São Paulo - É o melhor filme de Woody Allen em muito tempo - desde a fase Mia Farrow? Ok, você pode ter se divertido com "Meia-Noite em Paris", pode até ter visto certa densidade em "Match Point" - o remake alleniano disfarçado de "Um Lugar ao Sol", de George Stevens -, mas há tempos que o autor não investia num retrato tão denso quanto ele traça agora de "Blue Jasmine".
O nome do filme é o da personagem de Cate Blanchett, e a atriz está excepcional, numa atuação de Oscar. Woody Allen tem garantido a estatueta da Academia de Hollywood a muitos de seus atores e atrizes (Diane Keaton, Dianne Wiest, Mira Sorvino, Penélope Cruz, Michael Caine). Será uma tremenda injustiça se Cate não ganhar - ficar de fora das indicações, que saem só em janeiro, parece impensável.
"Blue Jasmine" é da vertente de "Hannah e Suas Irmãs", "Crimes e Pecados". Cate faz essa mulher cujo marido quebrou, financeira e moralmente. Socialite, acostumado ao bom e ao melhor de Nova York, ela busca refúgio na casa da irmã, em San Francisco. A irmã - Ginger - é interpretada por Sally Hawkins. Você se lembra dela. Era a Poppy de "Simplesmente Feliz", de Mike Leigh (mas também estava em "O Sonho de Cassandra", do próprio Woody Allen).

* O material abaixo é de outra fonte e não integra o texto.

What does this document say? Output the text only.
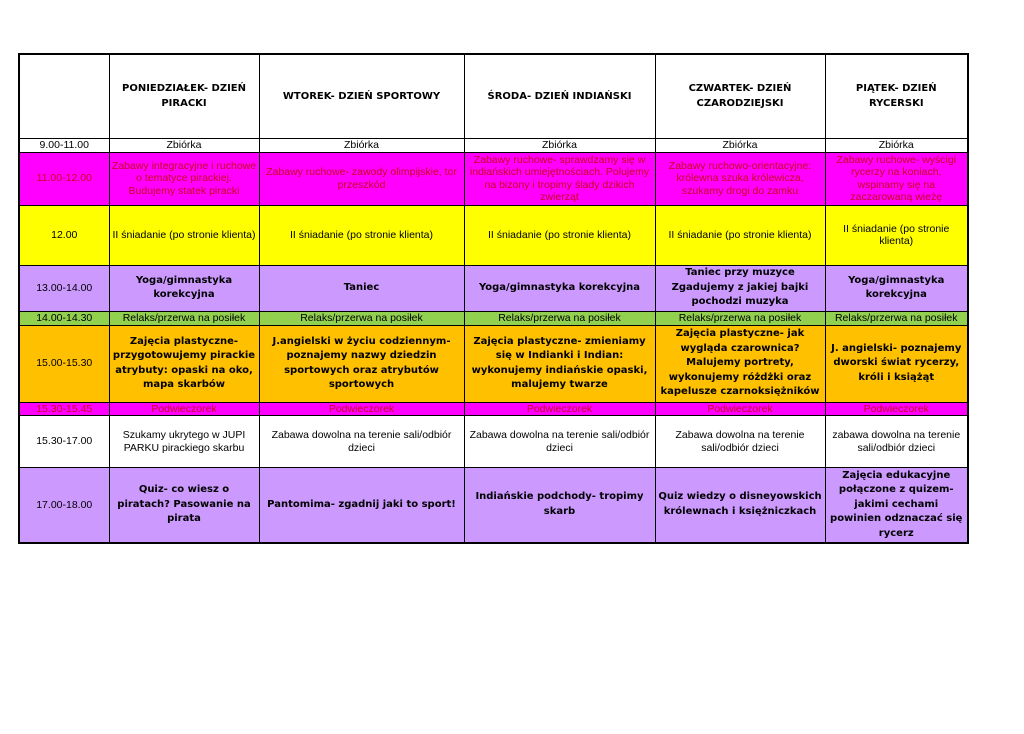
	PONIEDZIAŁEK- DZIEŃ PIRACKI	WTOREK- DZIEŃ SPORTOWY	ŚRODA- DZIEŃ INDIAŃSKI	CZWARTEK- DZIEŃ CZARODZIEJSKI	PIĄTEK- DZIEŃ RYCERSKI
9.00-11.00	Zbiórka	Zbiórka	Zbiórka	Zbiórka	Zbiórka
11.00-12.00	Zabawy integracyjne i ruchowe o tematyce pirackiej. Budujemy statek piracki	Zabawy ruchowe- zawody olimpijskie, tor przeszkód	Zabawy ruchowe- sprawdzamy się w indiańskich umiejętnościach. Polujemy na bizony i tropimy ślady dzikich zwierząt	Zabawy ruchowo-orientacyjne: królewna szuka królewicza, szukamy drogi do zamku	Zabawy ruchowe- wyścigi rycerzy na koniach, wspinamy się na zaczarowaną wieżę
12.00	II śniadanie (po stronie klienta)	II śniadanie (po stronie klienta)	II śniadanie (po stronie klienta)	II śniadanie (po stronie klienta)	II śniadanie (po stronie klienta)
13.00-14.00	Yoga/gimnastyka korekcyjna	Taniec	Yoga/gimnastyka korekcyjna	Taniec przy muzyce Zgadujemy z jakiej bajki pochodzi muzyka	Yoga/gimnastyka korekcyjna
14.00-14.30	Relaks/przerwa na posiłek	Relaks/przerwa na posiłek	Relaks/przerwa na posiłek	Relaks/przerwa na posiłek	Relaks/przerwa na posiłek
15.00-15.30	Zajęcia plastyczne- przygotowujemy pirackie atrybuty: opaski na oko, mapa skarbów	J.angielski w życiu codziennym- poznajemy nazwy dziedzin sportowych oraz atrybutów sportowych	Zajęcia plastyczne- zmieniamy się w Indianki i Indian: wykonujemy indiańskie opaski, malujemy twarze	Zajęcia plastyczne- jak wygląda czarownica? Malujemy portrety, wykonujemy różdżki oraz kapelusze czarnoksiężników	J. angielski- poznajemy dworski świat rycerzy, króli i książąt
15.30-15.45	Podwieczorek	Podwieczorek	Podwieczorek	Podwieczorek	Podwieczorek
15.30-17.00	Szukamy ukrytego w JUPI PARKU pirackiego skarbu	Zabawa dowolna na terenie sali/odbiór dzieci	Zabawa dowolna na terenie sali/odbiór dzieci	Zabawa dowolna na terenie sali/odbiór dzieci	zabawa dowolna na terenie sali/odbiór dzieci
17.00-18.00	Quiz- co wiesz o piratach? Pasowanie na pirata	Pantomima- zgadnij jaki to sport!	Indiańskie podchody- tropimy skarb	Quiz wiedzy o disneyowskich królewnach i księżniczkach	Zajęcia edukacyjne połączone z quizem- jakimi cechami powinien odznaczać się rycerz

Ginger é simplória, tem um namorado brucutu - pelos menos aos olhos de Jasmine. Ela acusa a irmã de sempre se haver contentado com pouco. Jasmine é assim. Chega para tensionar, dividir. Cria um mal-estar tão grande que a solução é lhe apontar a porta da rua.
Woody Allen constrói seu filme na oposição - de personagens e ambientes. Alec Baldwin, o ex de Jasmine, é o contraponto perfeito de Bobby Cannavale, Chili, o atual de Ginger. Por pressão da irmã, Ginger arrisca-se a perder um amor sincero por uma relação duvidosa. A antinomia aplica-se às irmãs. Cate, como Jasmine, é absolutamente frenética. Passa o filme à beira de um ataque de nervos, expondo suas carências, mas sempre sem perder a pose. Embora sem um tostão no bolso, e vivendo de favor com a irmã, desembarca em San Francisco viajando de primeira classe - porque é o que os ricos fazem. Sally Hawkins meio que repete a Poppy de "Simplesmente Feliz". É o problema de Cate/Jasmine - ela não consegue ser feliz, simplesmente.
O segredo de "Blue Jasmine" é que Woody Allen volta à densidade da sua grande fase - Dostoievski, "Crime e Castigo", etc -, mas com a leveza da fase recente. Seu novo filme é um dos acontecimentos do ano.